Les éditions Allia avaient déjà publié quelques histoires dans un charmant petit recueil d’une centaine de pages, dont j’avais déjà longuement chanté les louanges. Ce deuxième tome est dans la même veine et quel dommage qu’il n’y en ait eu pas plus, c’est un régal.


La sélection proposée est variée, avec une dizaine d’histoires qui éclairent d’un œil coquin le contexte de leur réalisation. Quelques célébrités de l’époque s’en donnent à coeur joie, telle cette Greta Garbo dans une histoire joliment dessinée mais sans véritable chute. Les Marx Brothers font aussi leurs pitreries, mais dans un lit, et que c’est vilainement illustré.

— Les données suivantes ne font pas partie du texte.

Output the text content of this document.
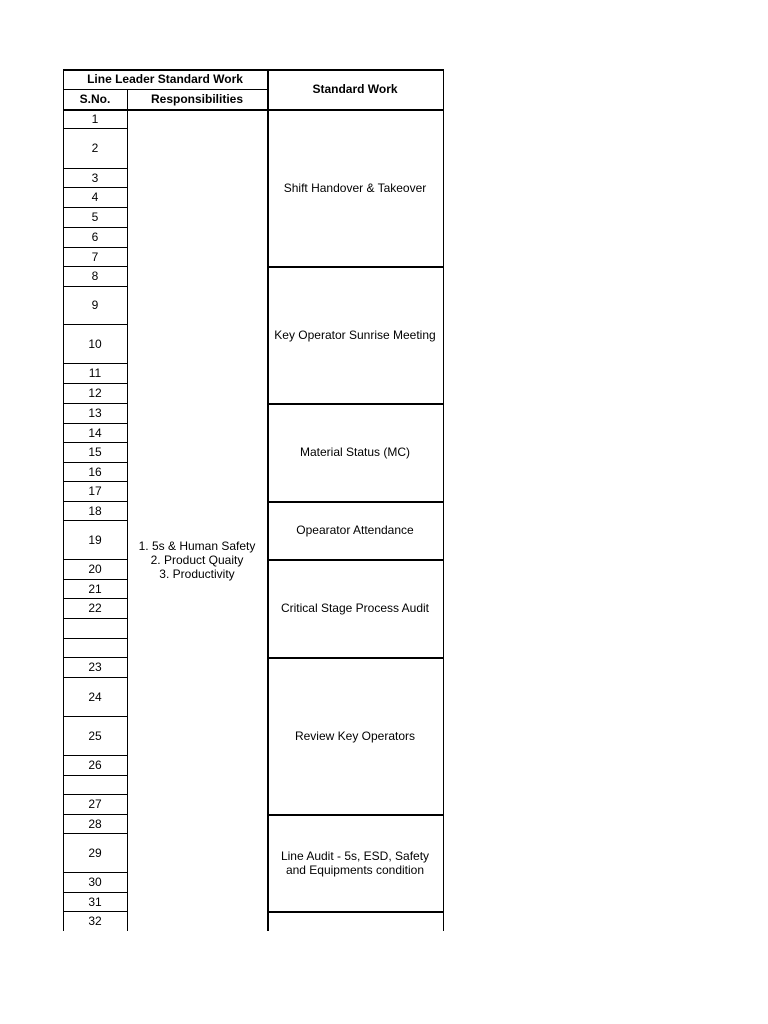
Line Leader Standard Work
S.No.	Responsibilities
Standard Work
1. 5s & Human Safety
2. Product Quaity
3. Productivity
1
2
3
4
5
6
7
8
9
10
11
12
13
14
15
16
17
18
19
20
21
22
23
24
25
26
27
28
29
30
31
32
Shift Handover & Takeover
Key Operator Sunrise Meeting
Material Status (MC)
Opearator Attendance
Critical Stage Process Audit
Review Key Operators
Line Audit - 5s, ESD, Safety
and Equipments condition
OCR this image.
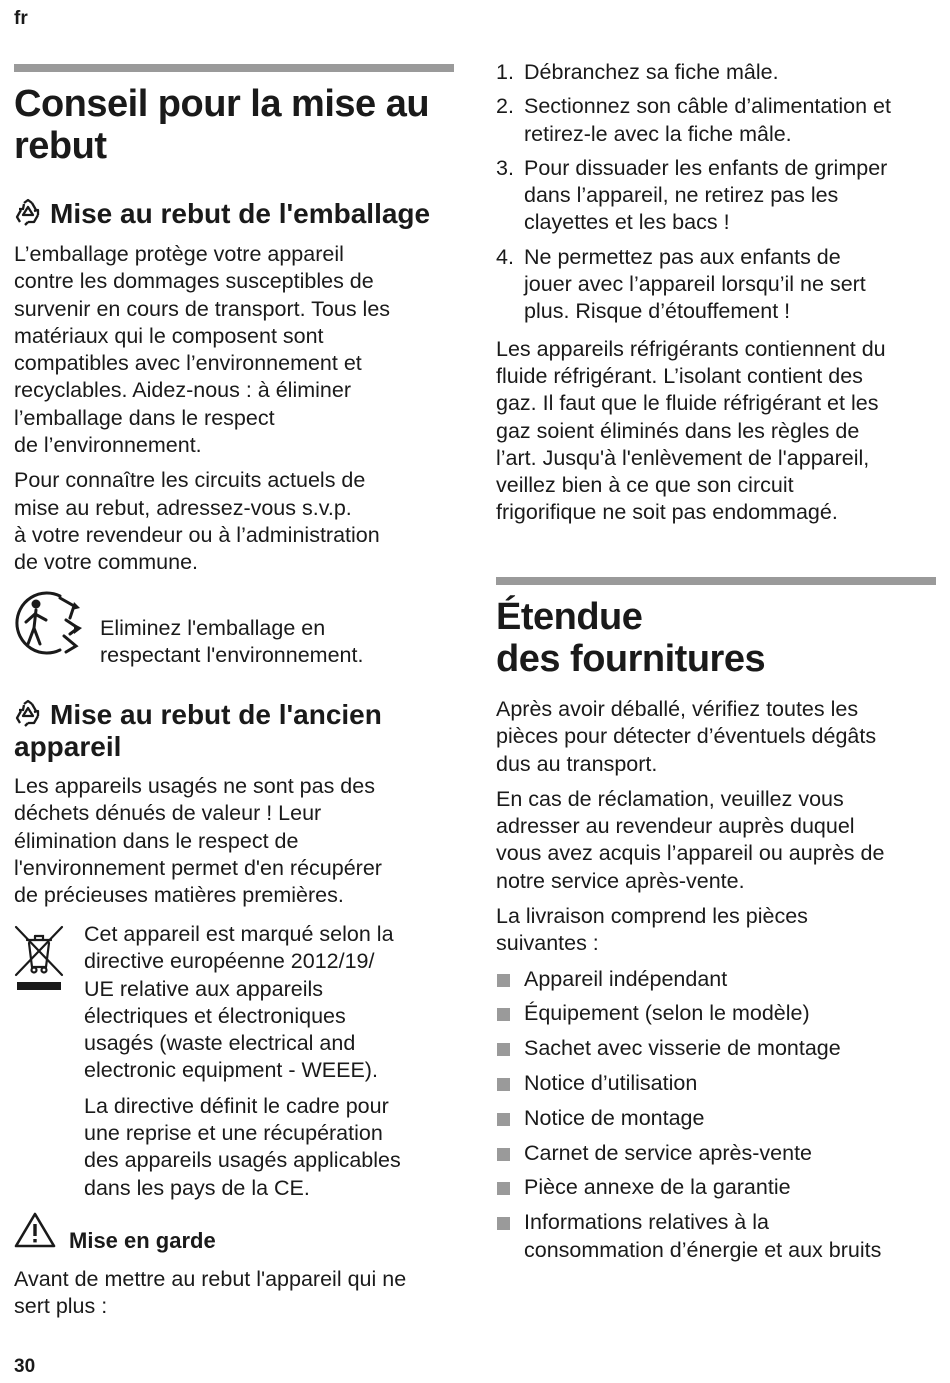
fr
Conseil pour la mise au
rebut
Mise au rebut de l'emballage

L’emballage protège votre appareil
contre les dommages susceptibles de
survenir en cours de transport. Tous les
matériaux qui le composent sont
compatibles avec l’environnement et
recyclables. Aidez-nous : à éliminer
l’emballage dans le respect
de l’environnement.

Pour connaître les circuits actuels de
mise au rebut, adressez-vous s.v.p.
à votre revendeur ou à l’administration
de votre commune.

Eliminez l'emballage en
respectant l'environnement.

Mise au rebut de l'ancien
appareil

Les appareils usagés ne sont pas des
déchets dénués de valeur ! Leur
élimination dans le respect de
l'environnement permet d'en récupérer
de précieuses matières premières.

Cet appareil est marqué selon la
directive européenne 2012/19/
UE relative aux appareils
électriques et électroniques
usagés (waste electrical and
electronic equipment - WEEE).

La directive définit le cadre pour
une reprise et une récupération
des appareils usagés applicables
dans les pays de la CE.

Mise en garde

Avant de mettre au rebut l'appareil qui ne
sert plus :

30
1. Débranchez sa fiche mâle.
2. Sectionnez son câble d’alimentation et
retirez-le avec la fiche mâle.
3. Pour dissuader les enfants de grimper
dans l’appareil, ne retirez pas les
clayettes et les bacs !
4. Ne permettez pas aux enfants de
jouer avec l’appareil lorsqu’il ne sert
plus. Risque d’étouffement !

Les appareils réfrigérants contiennent du
fluide réfrigérant. L’isolant contient des
gaz. Il faut que le fluide réfrigérant et les
gaz soient éliminés dans les règles de
l’art. Jusqu'à l'enlèvement de l'appareil,
veillez bien à ce que son circuit
frigorifique ne soit pas endommagé.

Étendue
des fournitures

Après avoir déballé, vérifiez toutes les
pièces pour détecter d’éventuels dégâts
dus au transport.

En cas de réclamation, veuillez vous
adresser au revendeur auprès duquel
vous avez acquis l’appareil ou auprès de
notre service après-vente.

La livraison comprend les pièces
suivantes :

Appareil indépendant
Équipement (selon le modèle)
Sachet avec visserie de montage
Notice d’utilisation
Notice de montage
Carnet de service après-vente
Pièce annexe de la garantie
Informations relatives à la
consommation d’énergie et aux bruits
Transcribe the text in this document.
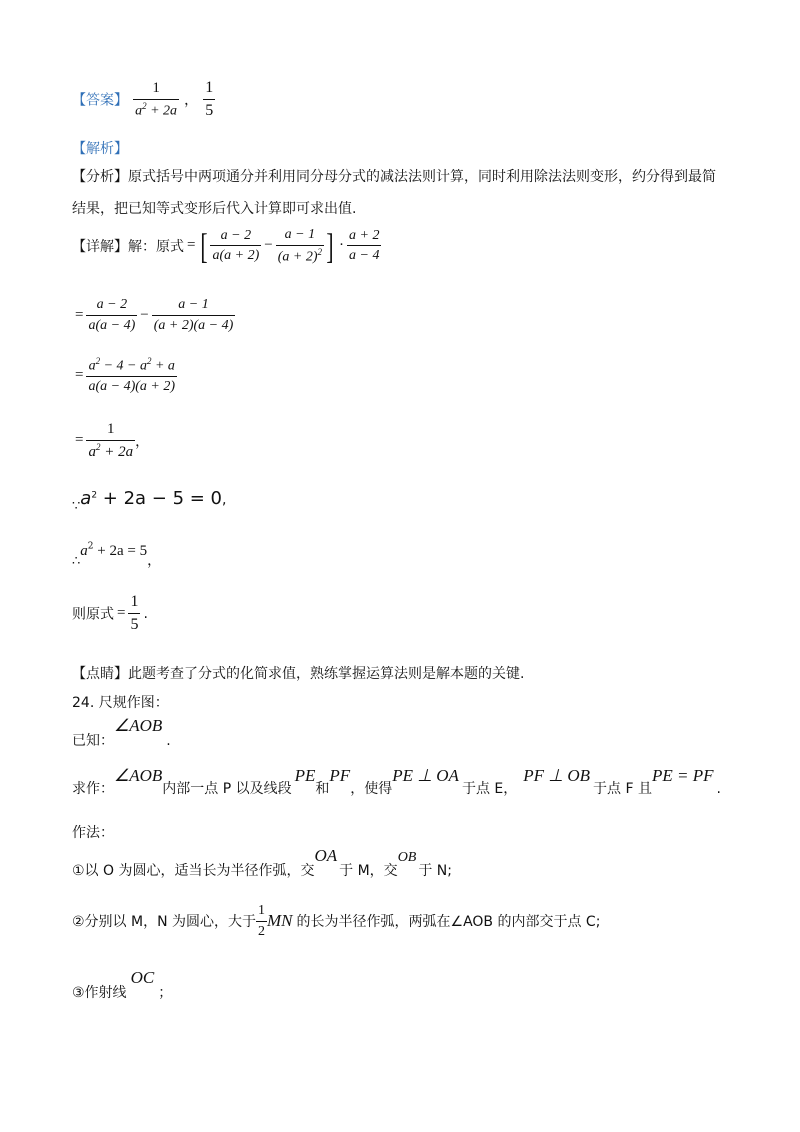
【答案】 $\frac{1}{a^2 + 2a}$ ， $\frac{1}{5}$
【解析】
【分析】原式括号中两项通分并利用同分母分式的减法法则计算，同时利用除法法则变形，约分得到最简
结果，把已知等式变形后代入计算即可求出值.
【详解】解：原式 = [ $\frac{a - 2}{a(a + 2)} - \frac{a - 1}{(a + 2)^2}$ ] · $\frac{a + 2}{a - 4}$
= $\frac{a - 2}{a(a - 4)} - \frac{a - 1}{(a + 2)(a - 4)}$
= $\frac{a^2 - 4 - a^2 + a}{a(a - 4)(a + 2)}$
= $\frac{1}{a^2 + 2a}$ ，
$_\because a^2 + 2a - 5 = 0$,
$_\therefore a^2 + 2a = 5$，
则原式 = $\frac{1}{5}$ .
【点睛】此题考查了分式的化简求值，熟练掌握运算法则是解本题的关键.
24. 尺规作图：
已知：∠AOB.
求作：∠AOB内部一点 P 以及线段PE和PF，使得PE ⊥ OA于点 E，PF ⊥ OB于点 F 且PE = PF.
作法：
①以 O 为圆心，适当长为半径作弧，交OA于 M，交OB于 N;
②分别以 M，N 为圆心，大于 $\frac{1}{2}$ MN 的长为半径作弧，两弧在∠AOB 的内部交于点 C;
③作射线OC；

Bien évidemment, les bandes dessinées de l’époque sont parodiées, les auteurs tentant même parfois de coller aux styles des artistes originaux. Les personnages ici présents sont moins connus que ceux du premier tome, mais Gontran, l’ami de Popeye (« J. Wellington Wimpy » en VO), toujours aussi gourmand, trouve refuge non pas entre les cuisses d’une belle jeune femme pourtant peu farouche mais bien entre celles d’une plus vieille parcequ'elle offre à manger lors de leurs ébats. Fritzi Ritz est ici présente sous sa forme de jeune femme, avant que le strip n’évolue pour devenir Nancy, très célèbre aux États-Unis. Skippy de Percy Crosby est ici un petit garçon perturbé par ses premiers émois. L’histoire est la plus polémique de cet ouvrage, avec cet enfant qui couchera avec une adulte, mais il témoigne aussi d’autres mœurs. Autre héros, autres mœurs, avec Count Screwloose, dont la parodie reprend le caractère farceur du personnage, pour une histoire là aussi piquante, où il est question d’objets et même de zoophilie.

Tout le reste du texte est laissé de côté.